Purified recombinant GST fusion proteins (2 μg/ml, each protein) diluted in 100 mM carbonate buffer, pH 9.0, were used to coat the wells of ELISA plates (50 μl per well; Corning Coaster 3690 enzyme immunoassay-radioimmunoassay plate; Corning Glass Works, Corning, N.Y.) overnight at 4°C. After being washed in washing buffer (0.1 M PBS [pH 7.4], 0.02% Tween 20), the serum or plasma samples at various dilutions in the dilution buffer (Block Ace) were allowed to react for 30 min at 37°C with the recombinant proteins.

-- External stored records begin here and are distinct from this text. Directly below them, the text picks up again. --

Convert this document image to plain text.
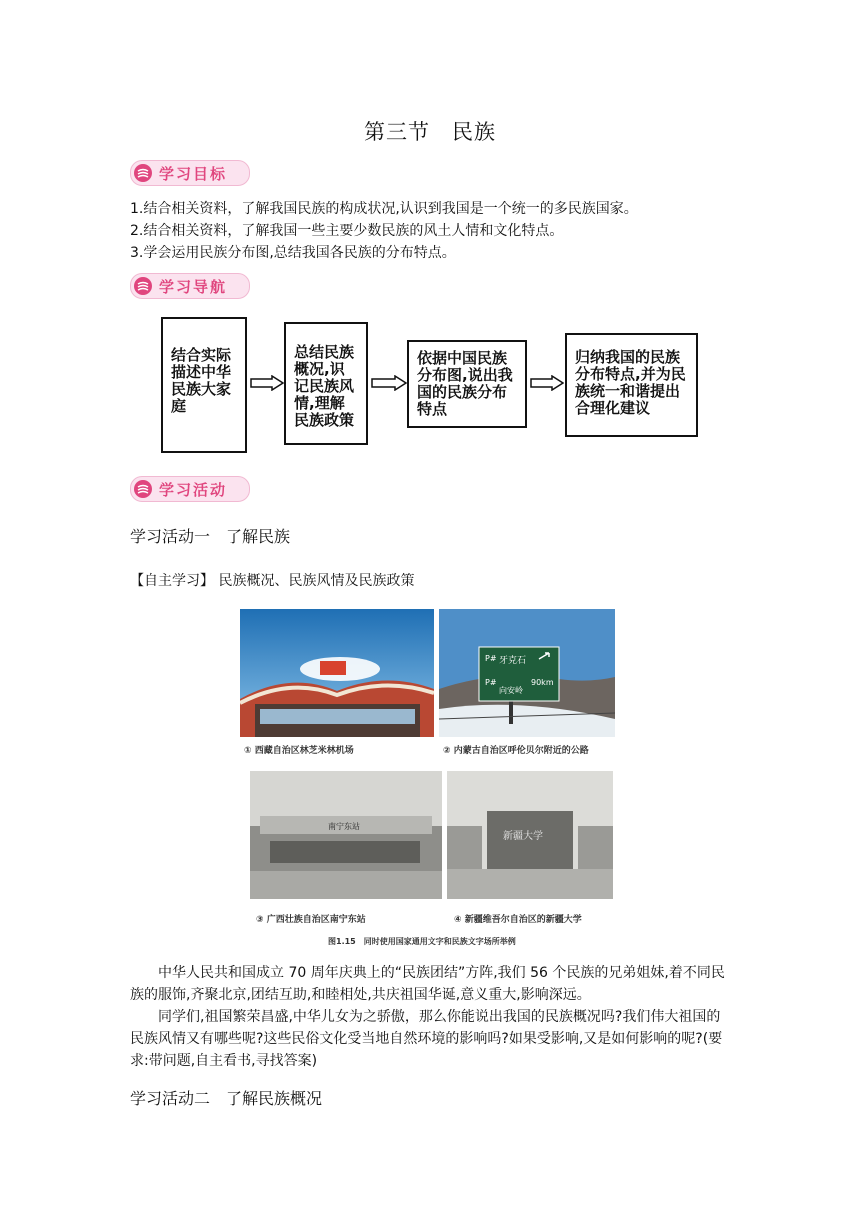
第三节　民族
学习目标
1.结合相关资料，了解我国民族的构成状况,认识到我国是一个统一的多民族国家。
2.结合相关资料，了解我国一些主要少数民族的风土人情和文化特点。
3.学会运用民族分布图,总结我国各民族的分布特点。
学习导航
结合实际描述中华民族大家庭
总结民族概况,识记民族风情,理解民族政策
依据中国民族分布图,说出我国的民族分布特点
归纳我国的民族分布特点,并为民族统一和谐提出合理化建议
学习活动
学习活动一　了解民族
【自主学习】 民族概况、民族风情及民族政策
① 西藏自治区林芝米林机场
P# 牙克石
P#
向安岭
90km
② 内蒙古自治区呼伦贝尔附近的公路
南宁东站
③ 广西壮族自治区南宁东站
新疆大学
④ 新疆维吾尔自治区的新疆大学
图1.15　同时使用国家通用文字和民族文字场所举例
中华人民共和国成立 70 周年庆典上的“民族团结”方阵,我们 56 个民族的兄弟姐妹,着不同民族的服饰,齐聚北京,团结互助,和睦相处,共庆祖国华诞,意义重大,影响深远。
同学们,祖国繁荣昌盛,中华儿女为之骄傲，那么你能说出我国的民族概况吗?我们伟大祖国的民族风情又有哪些呢?这些民俗文化受当地自然环境的影响吗?如果受影响,又是如何影响的呢?(要求:带问题,自主看书,寻找答案)
学习活动二　了解民族概况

To avoid nonspecific reactions with GST, the lysate of E. coli producing recombinant GST protein was added to the dilution buffer at a concentration of 500 μg/ml. Unbound serum was removed by the washing buffer. Mixed goat anti-human immunoglobulins (Igs, including IgG, IgA, IgM, and Ig light chains) conjugated with alkaline phosphatase (code no. AHI0705; Tago Immunologicals) were then added, and incubation was conducted for 30 min at 37°C. After washing, phosphate substrate tablets (5 mg per tablet; Sigma, St. Louis, Mo.) were used as the substrate to develop the color for 30 min. The absorbance (Ab) of the wells was measured at a wavelength of 405 nm. In the mixed-antigen ELISA, five recombinant proteins, i.e., K8.1, ORF59, ORF65, ORF73N, and ORF73C, were mixed at 2 μg/ml per protein and used to coat the wells at 50 μl per well. In an ELISA specific for IgG or IgM antibody, goat anti-human IgG or IgM conjugated with alkaline phosphatase (code no. 4600 and 2492; Tago Immunologicals) was used as the secondary antibody. The specificity of anti-human IgG and IgM was guaranteed by the supplier.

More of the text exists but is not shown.